Christine Oertel Sjögren writes, in her discussion of the importance of light to the novel, that Indian Summer is not one-dimensional. In fact, "while Heinrich's attainment of full and perfect manhood is the goal of the action, death, the extreme form of solitude, is also woven into the world of Der Nachsommer, for awareness of death is essential to maturity. The malignant forces in nature and the insignificance of man in the face of the universe are problems not ignored in the novel. The threat of annihilation has here, however, no final dominion over the man with a capacity for love."

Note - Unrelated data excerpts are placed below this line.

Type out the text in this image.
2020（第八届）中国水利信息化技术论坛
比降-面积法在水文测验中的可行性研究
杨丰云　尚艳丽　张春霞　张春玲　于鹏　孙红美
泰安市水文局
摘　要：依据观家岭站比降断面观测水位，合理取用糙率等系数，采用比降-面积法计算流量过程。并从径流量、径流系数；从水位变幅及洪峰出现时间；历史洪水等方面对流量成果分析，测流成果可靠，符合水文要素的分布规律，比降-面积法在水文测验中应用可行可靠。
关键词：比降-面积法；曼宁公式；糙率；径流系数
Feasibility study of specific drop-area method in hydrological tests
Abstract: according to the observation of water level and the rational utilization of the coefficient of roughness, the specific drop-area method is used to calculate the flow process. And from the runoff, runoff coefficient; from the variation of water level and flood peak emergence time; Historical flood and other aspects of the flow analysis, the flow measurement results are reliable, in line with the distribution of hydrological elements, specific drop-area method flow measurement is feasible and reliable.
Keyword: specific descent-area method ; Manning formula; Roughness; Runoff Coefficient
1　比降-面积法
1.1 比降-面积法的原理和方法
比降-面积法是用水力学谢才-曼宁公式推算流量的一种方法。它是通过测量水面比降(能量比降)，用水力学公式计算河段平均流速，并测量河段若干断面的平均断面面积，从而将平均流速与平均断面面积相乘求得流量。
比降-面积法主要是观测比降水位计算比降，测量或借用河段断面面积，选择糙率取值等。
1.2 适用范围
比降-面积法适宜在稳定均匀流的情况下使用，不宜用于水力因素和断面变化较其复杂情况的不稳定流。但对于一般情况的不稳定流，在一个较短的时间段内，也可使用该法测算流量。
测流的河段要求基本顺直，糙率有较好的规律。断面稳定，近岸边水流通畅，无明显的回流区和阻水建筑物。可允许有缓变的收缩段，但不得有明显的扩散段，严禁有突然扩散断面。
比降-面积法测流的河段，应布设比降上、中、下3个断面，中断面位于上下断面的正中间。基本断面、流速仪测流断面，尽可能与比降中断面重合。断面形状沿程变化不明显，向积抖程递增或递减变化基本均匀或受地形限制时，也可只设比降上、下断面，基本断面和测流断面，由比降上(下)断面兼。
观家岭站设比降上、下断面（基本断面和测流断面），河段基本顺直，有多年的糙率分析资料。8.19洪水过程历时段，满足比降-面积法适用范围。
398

Milan Kundera discusses Indian Summer in his essay The Curtain. He describes it thus: "I wonder who first discovered the existential significance of bureaucracy. Probably Adalbert Stifter." and goes on to describe the section of the novel where Risach explains his office as a civil servant that he had to leave. "His break with bureaucracy is one of the memorable breaks of mankind from the modern world. A break both radical and peaceable, as befits the idyllic atmosphere of that strange novel from the Biedermeier period."

==Style==
James Sheehan also writes that "Stifter's style seems to replicate the moral lesson he wants his hero—and his readers—to learn; he writes without passion or spontaneity, self-consciously submitting to the material he describes, depicting in painstaking detail the cohesive universe of which he wishes us to be a part."

==Reception==
The excessive detail, for which Stifter's contemporary Christian Friedrich Hebbel famously derided the novel, is, according to Christine Oertel Sjögren, "precisely a source of fascination for modern scholars, who seize upon the number of objects as the distinguishing characteristic of this novel and accord it high esteem because of the very significance of the 'things' in it. Far from being extraneous elements, as Hebbel regarded them, the art and nature objects provide a rich setting of beauty and a mirror-background to the human story in the foreground."

On Friedrich Nietzsche's appreciation for the book, Burkhard Meyer-Sickendiek writes that "it is only Stifter's novel that Nietzsche will mention again in one breath with Goethe: 'I have,' Nietzsche writes in October 1888, 'absorbed Adalbert Stifter's Der Nachsommer with deep affection: in fact, it is the only German book after Goethe that has any magic for me.'"

The manuscript of the work was acquired by the Bavarian State Library in 1964.